Comme les rues sont gluantes de boue quand il pleut, je choisis un peu en retrait du centre du village un emplacement plus élevé. Je suis sûr, même quand il pleuvra, de ne pas être inondé ni à l’intérieur, ni autour de la construction que je pense faire.
En dix jours, aidés de charpentiers noirs qui travaillent à la mine, on bâtit une salle rectangulaire de vingt mètres de long sur huit de large. Trente tables de quatre places permettront à cent vingt personnes de s’y asseoir commodément. Une estrade où passeront les artistes, un bar de la largeur de la salle et une douzaine de hauts tabourets. A côté du cabaret, une autre construction avec huit chambres où pourront aisément vivre seize personnes.
Quand je suis descendu à Georgetown pour acheter le matériel, chaises, tables, etc., j’ai embauché quatre jeunes Noires splendides pour servir les clients. Daya, qui travaillait au restaurant, s’est décidée à venir avec nous. Une coolie tapera sur le vieux piano que j’ai loué. Reste le spectacle.
Après bien des peines et des bla-bla-bla, je suis arrivé à convaincre deux Javanaises, une Portugaise, une Chinoise et deux brunes à abandonner la prostitution et à devenir artistes du déshabillé. Un vieux rideau rouge acheté chez un brocanteur servira à ouvrir et fermer le spectacle.

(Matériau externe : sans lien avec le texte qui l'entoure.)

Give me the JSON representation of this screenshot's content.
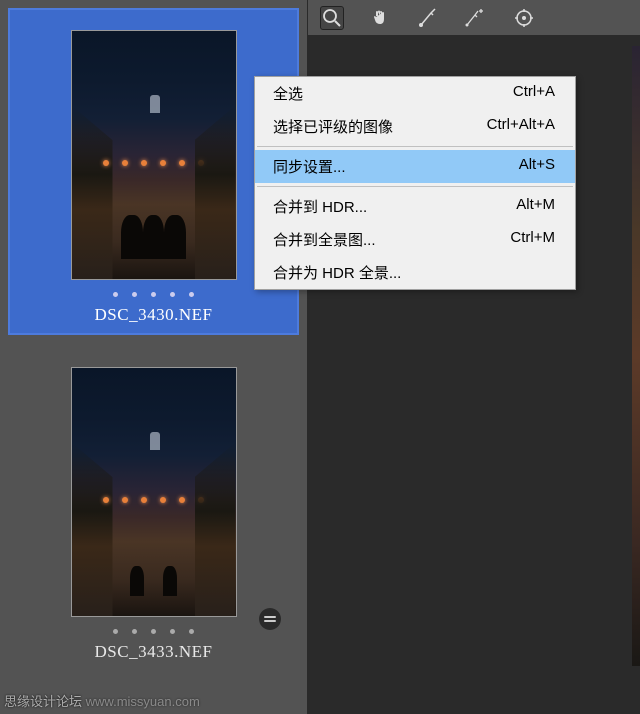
{
  "thumbnails": [
    {
      "filename": "DSC_3430.NEF",
      "selected": true
    },
    {
      "filename": "DSC_3433.NEF",
      "selected": false
    }
  ],
  "context_menu": {
    "items": [
      {
        "label": "全选",
        "shortcut": "Ctrl+A",
        "highlighted": false
      },
      {
        "label": "选择已评级的图像",
        "shortcut": "Ctrl+Alt+A",
        "highlighted": false
      },
      {
        "divider": true
      },
      {
        "label": "同步设置...",
        "shortcut": "Alt+S",
        "highlighted": true
      },
      {
        "divider": true
      },
      {
        "label": "合并到 HDR...",
        "shortcut": "Alt+M",
        "highlighted": false
      },
      {
        "label": "合并到全景图...",
        "shortcut": "Ctrl+M",
        "highlighted": false
      },
      {
        "label": "合并为 HDR 全景...",
        "shortcut": "",
        "highlighted": false
      }
    ]
  },
  "watermark": "思缘设计论坛",
  "watermark_url": "www.missyuan.com"
}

Je remonte avec tout mon monde en un voyage spécial que me fait un pêcheur chinois avec son bongo. Une maison de liqueurs m’a fourni toutes les boissons imaginables à crédit. Elle a confiance, je paierai tous les trente jours ce que j’aurai vendu, sur inventaire. Au fur et à mesure, elle me donnera les liqueurs qui me seront nécessaires. Un vieux phonographe et des disques usés donneront de la musique quand le pianiste cessera de martyriser le piano. Toutes sortes de robes, de jupons, de bas noirs et de couleur, de jarretelles, de soutien-gorge encore en très bon état et que j’ai choisis pour leurs couleurs voyantes chez un Hindou qui avait recueilli les dépouilles d’un théâtre ambulant, seront la « garde-robe » de mes futures « artistes ».
Cuic a acheté le matériel bois et couchage ; Indara, les verres et tout le nécessaire à un bar ; moi, les liqueurs et je m’occupe de la question artistique. Pour bâcler tout cela en une semaine, il a fallu en mettre un bon coup. Enfin, ça y est, et matériel et gens occupent tout le bateau.

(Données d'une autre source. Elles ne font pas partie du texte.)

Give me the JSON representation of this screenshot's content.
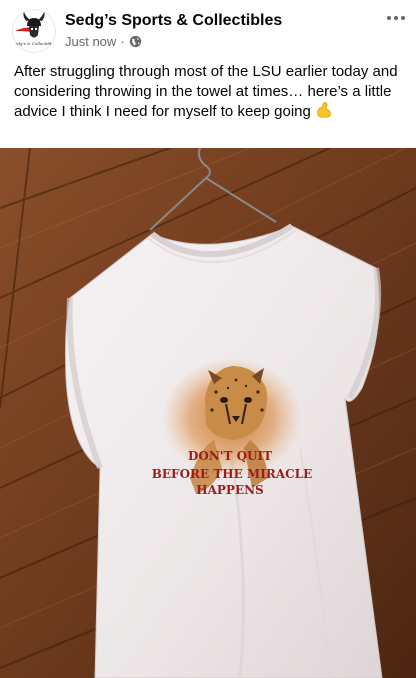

Deux jours après, nous arrivons au bled. C’est une véritable révolution que produisent les dix filles dans ce pays perdu au milieu de la brousse. Chacun chargé d’un colis monte à la « Cabane Bambou », nom que nous avons donné à notre boîte de nuit. Les répétitions ont commencé. Apprendre à mes « artistes » à se mettre à poil, ce n’est pas très facile. D’abord parce que je parle très mal l’anglais et que mes explications ne sont pas bien comprises ; ensuite, toute leur vie elles se sont déshabillées en vitesse pour expédier plus vite le client. Tandis que maintenant, c’est tout le contraire : plus lentement elles vont, plus c’est sexy. Pour chaque fille il y a une tactique différente à employer. Cette façon de faire doit aussi s’harmoniser avec les vêtements.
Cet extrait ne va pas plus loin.